The professional costs claim

  1. The amounts of $7,500 for valuation fees and $3,500 legal fees have been agreed between the parties. The invoiced fees of Mr Bettenay have been referred to above[49] and I consider that his fees of $24,960 were reasonably incurred and should be allowed. The total of this category is $35,960.

    [49] At [13].

Interest

  1. Interest ought to be allowed so as to preserve the value of the award. Interest is allowed at the rates set out below on and from the date of the resumption on 31 July 2009 to and including the day immediately preceding the date upon which payment is made. There has been no payment as yet so there is no need to allow for an advance.

Interest rates

  1. The applicable interest rates are:

    Year  Rate

    2009  5%

    2010  5.5%

    2011  5%

    2012  3.5%

Costs

  1. Any application for costs is to be filed and served within 14 business days of the publication of these reasons and any reply is to be filed and served within 14 business days of the application.

Orders

1.Compensation is determined for relocation costs in the amount of $319,510.

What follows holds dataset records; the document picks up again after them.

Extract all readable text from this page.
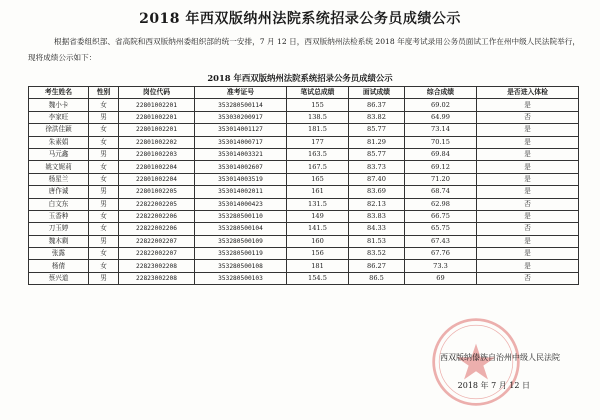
2018 年西双版纳州法院系统招录公务员成绩公示
根据省委组织部、省高院和西双版纳州委组织部的统一安排，7 月 12 日，西双版纳州法检系统 2018 年度考试录用公务员面试工作在州中级人民法院举行，现将成绩公示如下：
2018 年西双版纳州法院系统招录公务员成绩公示
考生姓名	性别	岗位代码	准考证号	笔试总成绩	面试成绩	综合成绩	是否进入体检
魏小卡	女	22801002201	353280500114	155	86.37	69.02	是
李家旺	男	22801002201	353030200917	138.5	83.82	64.99	否
徐洪佳颖	女	22801002201	353014001127	181.5	85.77	73.14	是
朱素娟	女	22801002202	353014000717	177	81.29	70.15	是
马元鑫	男	22801002203	353014003321	163.5	85.77	69.84	是
姚文娓莉	女	22801002204	353014002607	167.5	83.73	69.12	是
杨星兰	女	22801002204	353014003519	165	87.40	71.20	是
唐作诚	男	22801002205	353014002011	161	83.69	68.74	是
白文东	男	22822002205	353014000423	131.5	82.13	62.98	否
玉香种	女	22822002206	353280500110	149	83.83	66.75	是
刀玉婷	女	22822002206	353280500104	141.5	84.33	65.75	否
魏木剩	男	22822002207	353280500109	160	81.53	67.43	是
张露	女	22822002207	353280500119	156	83.52	67.76	是
杨倩	女	22823002208	353280500108	181	86.27	73.3	是
蔡兴道	男	22823002208	353280500103	154.5	86.5	69	否
西双版纳傣族自治州中级人民法院
2018 年 7 月 12 日
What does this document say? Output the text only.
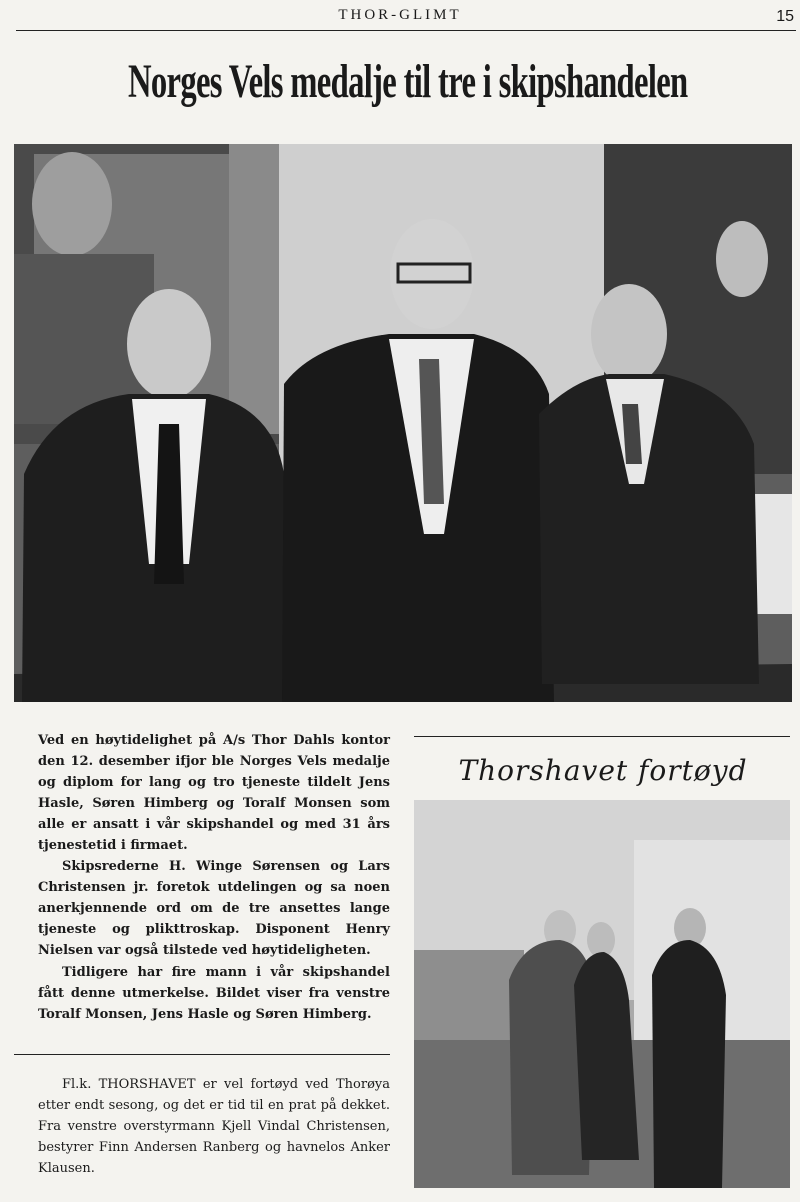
THOR-GLIMT	15
Norges Vels medalje til tre i skipshandelen

Ved en høytidelighet på A/s Thor Dahls kontor den 12. desember ifjor ble Norges Vels medalje og diplom for lang og tro tjeneste tildelt Jens Hasle, Søren Himberg og Toralf Monsen som alle er ansatt i vår skipshandel og med 31 års tjenestetid i firmaet.

Skipsrederne H. Winge Sørensen og Lars Christensen jr. foretok utdelingen og sa noen anerkjennende ord om de tre ansettes lange tjeneste og plikttroskap. Disponent Henry Nielsen var også tilstede ved høytideligheten.

Tidligere har fire mann i vår skipshandel fått denne utmerkelse. Bildet viser fra venstre Toralf Monsen, Jens Hasle og Søren Himberg.

Thorshavet fortøyd

Fl.k. THORSHAVET er vel fortøyd ved Thorøya etter endt sesong, og det er tid til en prat på dekket. Fra venstre overstyrmann Kjell Vindal Christensen, bestyrer Finn Andersen Ranberg og havnelos Anker Klausen.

2.Compensation is determined in the amount of $35,960 for disturbance items in the nature of professional costs.

3.Interest is payable on the sum of these amounts, namely $355,470 at the rates applicable for the relevant years, that is:

20095%

20105.5%

20115%

20123.5%

Interest is payable on and from the date of resumption to and including the day immediately preceding the date on which payment of the sum due is paid.

4.Any application for costs is to be filed and served within 14 business days of the publication of these reasons and any reply is to be filed and served within 14 business days of the application.